Magnetic License
August 3, 2012 11:32 AM   Subscribe

How can I automatically populate some fields in a program from a driver license using a magnetic strip reader?

I'm looking to fill customer information automatically in our management software using a card swiper and the customer driver license. Right now, our customer info is hand-typed into the software but we would like to cut down on the time it takes to get people using our services. This is FL if it matters.

I've purchased this MSR and downloaded the programming software but trying to make sense of either the program or how to get the info into the correct fields is eluding me.

When I swipe the license, it puts out a long line of crazily formatted info from three tracks of info. The computer sees the strips reader as a USB keyboard and when I swipe my license into a text file, the first track returns (the first is STateCITY):
%STCITY^LASTNAME$FIRSTNAME$MIDDLENAME^123 FAKE ST^

while the second track brings the license number encased in another set of numbers, 1 being the driver license number:
;0000000011111111111=2222222222222=?

The third track has the zip code only (!?).

The software is completely arcane, in that there is not a single bit of instruction or help included. I've done quite a bit of reading but I've found scant info on the technical details of how this is can be achieved.

Has anyone done something like this and managed to figure it out? I would be willing to spend more money on a MSR if there was software that would help do this easier, I just need to have a suggestion. Thanks!
posted by dozo to Computers & Internet (7 answers total) 1 user marked this as a favorite
 
Part of my job is supporting applications similar to this. Most of my experience is with ID scanners that take an image and use OCR to identify the type of ID and extract the information from it, but I know that at least one of the vendors I use has hardware and software for reading directly from the magnetic strip.

Most vendors that provide the hardware also provide a software development kit for interfacing with the hardware and processing the data associated with it. Part of this kit will decode the information into the different fields you are looking for. The encoding on some of the devices can be a challenge. The vendors will also usually provide a set of working source code that compiles to a reference implementation/application that can read and decode the information. You can take that code and use it as an example to work from.

I'm not familiar with this hardware, but I have the name of one of the vendors I use that does this well. If you are interested, I will MeMail their information to you.
posted by boba at 11:55 AM on August 3, 2012


I don't think the programming software will help you, because you are using state-issued driver's licenses and the programmer is only going to help with putting information in, not parsing it out. And again since they are state-issued you are stuck with the formatting they use, which is apparently the AAMVA standard. It looks like the third track uses non-standard data that your card reader can't read properly.

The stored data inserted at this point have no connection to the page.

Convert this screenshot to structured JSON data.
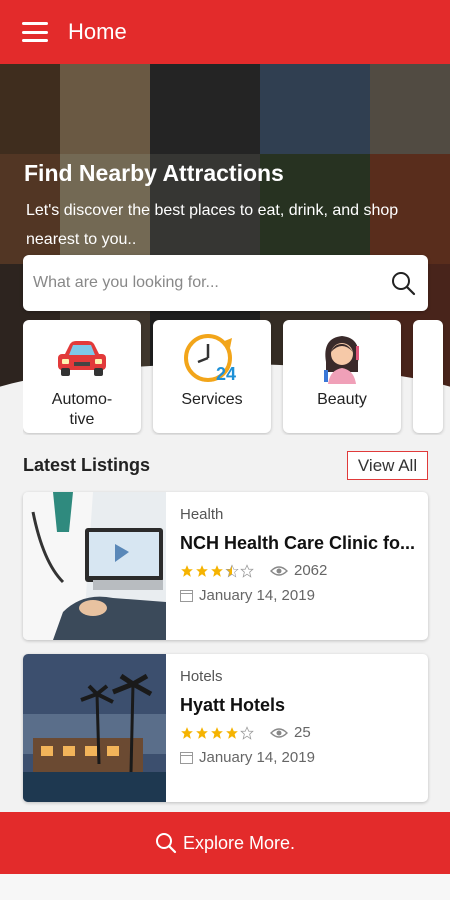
{
  "appbar": {
    "title": "Home",
    "menu_icon": "menu-icon"
  },
  "hero": {
    "title": "Find Nearby Attractions",
    "subtitle": "Let's discover the best places to eat, drink, and shop nearest to you..",
    "search_placeholder": "What are you looking for..."
  },
  "categories": [
    {
      "label": "Automo-tive",
      "icon": "car-icon"
    },
    {
      "label": "Services",
      "icon": "clock-24-icon"
    },
    {
      "label": "Beauty",
      "icon": "woman-icon"
    }
  ],
  "latest": {
    "title": "Latest Listings",
    "view_all": "View All"
  },
  "listings": [
    {
      "category": "Health",
      "title": "NCH Health Care Clinic fo...",
      "rating": 3.5,
      "views": "2062",
      "date": "January 14, 2019"
    },
    {
      "category": "Hotels",
      "title": "Hyatt Hotels",
      "rating": 4,
      "views": "25",
      "date": "January 14, 2019"
    }
  ],
  "explore": {
    "label": "Explore More."
  },
  "colors": {
    "primary": "#e32b2b",
    "star": "#f5b301"
  }
}
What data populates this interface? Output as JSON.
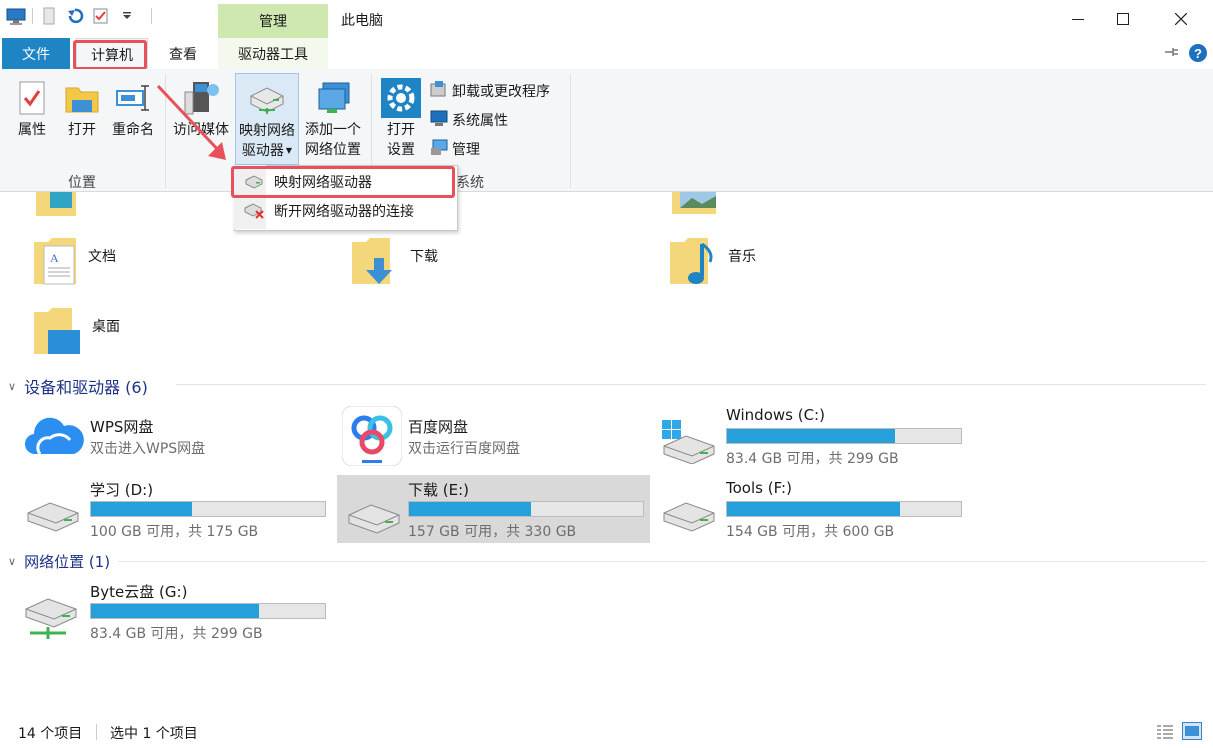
{
  "window": {
    "title": "此电脑",
    "context_group": "管理"
  },
  "tabs": {
    "file": "文件",
    "computer": "计算机",
    "view": "查看",
    "drive_tools": "驱动器工具"
  },
  "ribbon": {
    "location_group": {
      "label": "位置",
      "properties": "属性",
      "open": "打开",
      "rename": "重命名"
    },
    "network_group": {
      "access_media": "访问媒体",
      "map_drive_line1": "映射网络",
      "map_drive_line2": "驱动器",
      "add_location_line1": "添加一个",
      "add_location_line2": "网络位置"
    },
    "system_group": {
      "label": "系统",
      "open_settings_line1": "打开",
      "open_settings_line2": "设置",
      "uninstall": "卸载或更改程序",
      "system_properties": "系统属性",
      "manage": "管理"
    }
  },
  "dropdown": {
    "items": [
      "映射网络驱动器",
      "断开网络驱动器的连接"
    ]
  },
  "folders": [
    {
      "name": "文档"
    },
    {
      "name": "下载"
    },
    {
      "name": "音乐"
    },
    {
      "name": "桌面"
    }
  ],
  "sections": {
    "devices": "设备和驱动器 (6)",
    "network": "网络位置 (1)"
  },
  "apps": [
    {
      "name": "WPS网盘",
      "sub": "双击进入WPS网盘"
    },
    {
      "name": "百度网盘",
      "sub": "双击运行百度网盘"
    }
  ],
  "drives": [
    {
      "name": "Windows (C:)",
      "info": "83.4 GB 可用，共 299 GB",
      "used_fraction": 0.72
    },
    {
      "name": "学习 (D:)",
      "info": "100 GB 可用，共 175 GB",
      "used_fraction": 0.43
    },
    {
      "name": "下载 (E:)",
      "info": "157 GB 可用，共 330 GB",
      "used_fraction": 0.52
    },
    {
      "name": "Tools (F:)",
      "info": "154 GB 可用，共 600 GB",
      "used_fraction": 0.74
    }
  ],
  "network_drives": [
    {
      "name": "Byte云盘 (G:)",
      "info": "83.4 GB 可用，共 299 GB",
      "used_fraction": 0.72
    }
  ],
  "status": {
    "items": "14 个项目",
    "selected": "选中 1 个项目"
  },
  "colors": {
    "accent": "#1f84c4",
    "drive_bar": "#26a0da",
    "highlight": "#e8505b",
    "context_tab": "#cfe8b0",
    "section_head": "#1e3287"
  }
}
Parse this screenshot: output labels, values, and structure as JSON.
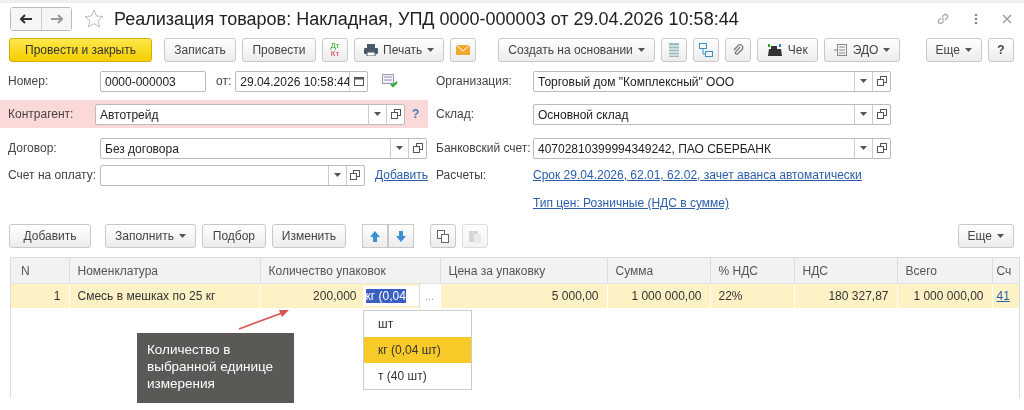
{
  "window": {
    "title": "Реализация товаров: Накладная, УПД 0000-000003 от 29.04.2026 10:58:44"
  },
  "toolbar": {
    "post_close": "Провести и закрыть",
    "save": "Записать",
    "post": "Провести",
    "dt": "Дт",
    "kt": "Кт",
    "print": "Печать",
    "create_based": "Создать на основании",
    "check": "Чек",
    "edo": "ЭДО",
    "more": "Еще",
    "help": "?"
  },
  "form": {
    "number": {
      "label": "Номер:",
      "value": "0000-000003"
    },
    "date": {
      "label": "от:",
      "value": "29.04.2026 10:58:44"
    },
    "contractor": {
      "label": "Контрагент:",
      "value": "Автотрейд",
      "error": true,
      "hint": "?"
    },
    "contract": {
      "label": "Договор:",
      "value": "Без договора"
    },
    "invoice": {
      "label": "Счет на оплату:",
      "link": "Добавить"
    },
    "organization": {
      "label": "Организация:",
      "value": "Торговый дом \"Комплексный\" ООО"
    },
    "warehouse": {
      "label": "Склад:",
      "value": "Основной склад"
    },
    "bank_account": {
      "label": "Банковский счет:",
      "value": "40702810399994349242, ПАО СБЕРБАНК"
    },
    "payments": {
      "label": "Расчеты:",
      "link": "Срок 29.04.2026, 62.01, 62.02, зачет аванса автоматически"
    },
    "price_type": {
      "link": "Тип цен: Розничные (НДС в сумме)"
    }
  },
  "table_toolbar": {
    "add": "Добавить",
    "fill": "Заполнить",
    "pick": "Подбор",
    "edit": "Изменить",
    "paste_disabled": true,
    "more": "Еще"
  },
  "table": {
    "columns": [
      "N",
      "Номенклатура",
      "Количество упаковок",
      "Цена за упаковку",
      "Сумма",
      "% НДС",
      "НДС",
      "Всего",
      "Сч"
    ],
    "rows": [
      {
        "selected": true,
        "n": "1",
        "name": "Смесь в мешках по 25 кг",
        "qty": "200,000",
        "unit": "кг (0,04",
        "unit_button": "...",
        "price": "5 000,00",
        "sum": "1 000 000,00",
        "vat_rate": "22%",
        "vat": "180 327,87",
        "total": "1 000 000,00",
        "account": "41"
      }
    ]
  },
  "unit_dropdown": {
    "options": [
      {
        "label": "шт",
        "selected": false
      },
      {
        "label": "кг (0,04 шт)",
        "selected": true
      },
      {
        "label": "т (40 шт)",
        "selected": false
      }
    ]
  },
  "callout": {
    "text": "Количество в выбранной единице измерения"
  }
}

So with your hardware, you're probably only going to be able capture the data from the first two fields as keystrokes. The reason it's designed that way is so that the manufacturer doesn't have to deal with creating special drivers and whatnot, it's automatically compatible with any program. That makes parsing it awkward though. When you say "our management software" is there any way to modify that software to parse out the data? Somehow you're going to need to have an application that takes those keystrokes, parses the data, and does whatever it needs to with the parsed data to get it in your system.
posted by burnmp3s at 12:16 PM on August 3, 2012


Have you looked at this page? Unfortunately the link to the AAMVA spec there is dead, but might be available here.

If you're seeing the actual DL# in the stream, the reader is almost certainly working properly. You'll need to look at the spec to see how to parse the output for the information that you want, though.

I've never used a magstripe scanner but I've worked with barcode scanners that did the same simulated-keyboard thing and I just parsed them from stdin using commandline utilities. Not elegant but it worked. I've seen cash register programs for taking credit cards that obviously worked the same way, too: they required the cashier to put the cursor in the CC# field on a webform interface, then swipe the card, and that field would be populated. If they swiped it too early, it would end up in the wrong field. Kludgy as hell, but this was on a production system in a retail store.
posted by Kadin2048 at 12:18 PM on August 3, 2012


Response by poster: Thanks for the clarification on these points, everyone. I was expecting that the card reader could be programmed to clean up and input certain parts of the data into the form but I see now that that is not the case.

As for scanning and OCR, we've looked into doing it this way but the license scanners are a lot more expensive than the swiper. We have 10 locations we'd need this set up on so that becomes prohibitively expensive but it's the way I'd rather do it, TBH.

What methods have you used to get the info into the forms after reading and formatting? I assume a Java or .Net applet, but I'm interested to hear about how you've implemented it.
posted by dozo at 2:10 PM on August 3, 2012


I see that your location is listed as Florida, but do note that it's illegal for businesses to save data from swiping DLs in Texas and New Hampshire, if you have locations there.
posted by fiercecupcake at 2:51 PM on August 3, 2012


Create a text box on your application that accepts the data as formatted by the card swiper. Then use text parsing logic to pick out the relevant data and pop it into the right text boxes in the application.

If you don't have control over your application, you'd basically need to create one that sits between the swiper and the end product.
posted by gjc at 2:55 PM on August 3, 2012


Response by poster: I don't have much control over the program, although there is an API. I'm not sure what functionality it exposes but I don't think this is something I can interface with. I'll ask their devs and see what I can do.